– Хрен с ним со всем, раз уж всё равно не вышло. Хотел свободы и бессмертия, а получил шиш на постном масле. Что ж, в одном старая ведьма права: надо уметь расплачиваться по счетам, а я тебе задолжал, Осенька. Ох, задолжал.
Кресло под ним, загудев, вздрогнуло, и бледное лицо с ямочкой на подбородке исказила болезненная судорога.
– Может, оно и к лучшему, – простонал он. – По-другому жить я всё равно не умею.
Я сжала кулаки так, что ногти до боли впились в ладони и, захлебываясь в слезах, выдохнула:
– Почему ты не отдал меня им?
– Может, они плохо просили, – усмехнулся Сашка. – Я ведь тебя особо не прятал никогда. Башня Одиночества? Чушь какая. Ты сама из неё удрала, когда припекло, так что уж о них говорить?.. А не просили, потому что боялись. Спросишь меня, чего?
А когда я отрицательно качнула головой, закрыл глаза, пробормотав:
– Я всегда знал, что ты умная девочка. Уходи.

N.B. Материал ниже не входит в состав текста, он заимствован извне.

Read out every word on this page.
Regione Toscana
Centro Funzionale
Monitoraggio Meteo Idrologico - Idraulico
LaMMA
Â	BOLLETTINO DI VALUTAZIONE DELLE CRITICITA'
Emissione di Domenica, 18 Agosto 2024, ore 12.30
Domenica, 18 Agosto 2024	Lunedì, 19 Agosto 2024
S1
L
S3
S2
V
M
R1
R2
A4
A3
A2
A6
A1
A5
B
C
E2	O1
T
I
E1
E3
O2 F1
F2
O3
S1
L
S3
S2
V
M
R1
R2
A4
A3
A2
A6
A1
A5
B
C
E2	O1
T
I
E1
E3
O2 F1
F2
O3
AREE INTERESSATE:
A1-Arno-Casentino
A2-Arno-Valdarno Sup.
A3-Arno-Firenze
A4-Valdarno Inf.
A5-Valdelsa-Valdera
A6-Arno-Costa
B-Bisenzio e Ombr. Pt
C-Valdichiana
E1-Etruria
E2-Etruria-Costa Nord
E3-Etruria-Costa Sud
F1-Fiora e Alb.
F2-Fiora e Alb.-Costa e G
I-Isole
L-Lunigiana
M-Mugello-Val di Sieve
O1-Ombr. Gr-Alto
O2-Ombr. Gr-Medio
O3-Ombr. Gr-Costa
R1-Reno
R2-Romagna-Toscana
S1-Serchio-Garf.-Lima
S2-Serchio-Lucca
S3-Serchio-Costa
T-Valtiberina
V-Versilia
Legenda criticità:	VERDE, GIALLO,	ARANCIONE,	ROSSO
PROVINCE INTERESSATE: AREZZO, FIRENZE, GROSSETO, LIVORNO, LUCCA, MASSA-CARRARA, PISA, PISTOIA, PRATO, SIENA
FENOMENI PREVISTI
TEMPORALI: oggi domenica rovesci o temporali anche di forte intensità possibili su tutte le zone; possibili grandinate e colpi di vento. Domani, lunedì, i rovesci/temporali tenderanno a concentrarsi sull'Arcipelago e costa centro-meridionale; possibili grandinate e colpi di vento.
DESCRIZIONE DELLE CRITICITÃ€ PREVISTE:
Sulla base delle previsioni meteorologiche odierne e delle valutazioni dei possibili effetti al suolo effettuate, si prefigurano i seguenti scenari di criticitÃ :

Я ревела уже вслух, размазывая слёзы по лицу. Потому что каким бы скотом он ни был, как бы я ни кричала о том, что ненавижу его, я его всё равно любила где-то. За то, что он был строг со мной, за то, что любил. Наверное, даже за то, что выкрал тогда. Кто знает, кем бы я выросла, останься с родителями.
И уж точно не встретила бы Севера.
И ещё мне его, вопреки всему, было жалко. Десять минут назад я хотела попросить Полину Ивановну пристрелить гадёныша, а сейчас ревела, потому что сердце разрывалось от боли за него.
Не чувствуя ног, ничего не видя вокруг, я побрела к выходу.
– Не кори себя! – крикнула мне в спину Полина Ивановна, когда я поднялась до середины лестницы. – Он будет жить, обещаю.
– Разве это жизнь? – вздохнул Сашка. – Прости меня, Осенька.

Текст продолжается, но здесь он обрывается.